Before I show you guys how GBP/USD is showing a legit trend play, you might want to read up on the major headlines during the Asian session:

Major Forex Pairs Price Performance from MarketMilk
Major Forex Pairs Price Performance from MarketMilk

Upcoming Potential Catalysts on the Economic Calendar:

  • Switzerland’s trade balance at 7:00 am GMT
  • Eurozone’s current account at 9:00 am GMT
  • U.K. CBI industrial order expectations at 11:00 am GMT
  • Canada’s non-farm employment change at 1:30 pm GMT
  • U.S. Philly Fed manufacturing index at 1:30 pm GMT

What to Watch: GBP/USD

GBP/USD 1-hour Forex Chart
GBP/USD 1-hour Forex Chart

The other day we talked about Cable trading along an ascending trend line on the 1-hour time frame.
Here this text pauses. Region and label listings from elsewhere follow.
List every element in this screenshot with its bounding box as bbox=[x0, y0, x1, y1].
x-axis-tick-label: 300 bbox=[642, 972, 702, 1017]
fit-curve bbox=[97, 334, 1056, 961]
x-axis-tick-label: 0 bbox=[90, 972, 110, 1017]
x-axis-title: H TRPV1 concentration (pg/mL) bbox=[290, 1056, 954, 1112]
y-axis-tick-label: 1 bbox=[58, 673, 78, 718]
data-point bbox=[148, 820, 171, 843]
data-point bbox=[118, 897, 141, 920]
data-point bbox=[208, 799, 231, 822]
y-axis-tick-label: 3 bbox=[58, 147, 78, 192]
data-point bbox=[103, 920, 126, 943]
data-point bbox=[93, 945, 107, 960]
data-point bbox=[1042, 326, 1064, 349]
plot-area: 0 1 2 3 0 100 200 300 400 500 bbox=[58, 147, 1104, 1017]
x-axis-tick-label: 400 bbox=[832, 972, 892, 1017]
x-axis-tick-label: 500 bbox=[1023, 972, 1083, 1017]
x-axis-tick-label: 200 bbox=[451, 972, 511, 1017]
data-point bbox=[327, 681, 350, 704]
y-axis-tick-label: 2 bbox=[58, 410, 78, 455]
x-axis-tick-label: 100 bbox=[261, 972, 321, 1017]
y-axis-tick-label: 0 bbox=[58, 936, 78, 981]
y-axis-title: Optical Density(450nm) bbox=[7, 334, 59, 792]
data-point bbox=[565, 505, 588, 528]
Well, the pound was knocked lower today when word got around that European leaders are calling on the European Commission to publish no-Brexit plans to help businesses prepare for the scenario.

It also didn’t help that traders were low key freaking out about the rising coronavirus cases around the world and that more authorities are considering lockdown restrictions.

GBP/USD is now at around 1.3250, which is just under the trend line that we’re looking at but is still above the 100 and 200 SMAs on the chart.

There aren’t a lot of data releases in the next coupla hours so it’s likely that traders will price in pandemic and Brexit-related headlines again.

More talks about the EU preparing for a no-Brexit situation could drag the pound to a trend line breakout and even a retest of the 1.3150 inflection point.

If we see Brexit deal developments, however, or if risk-takers step in to prop up high-yielding bets, then we could see GBP/USD pop back up to its November highs.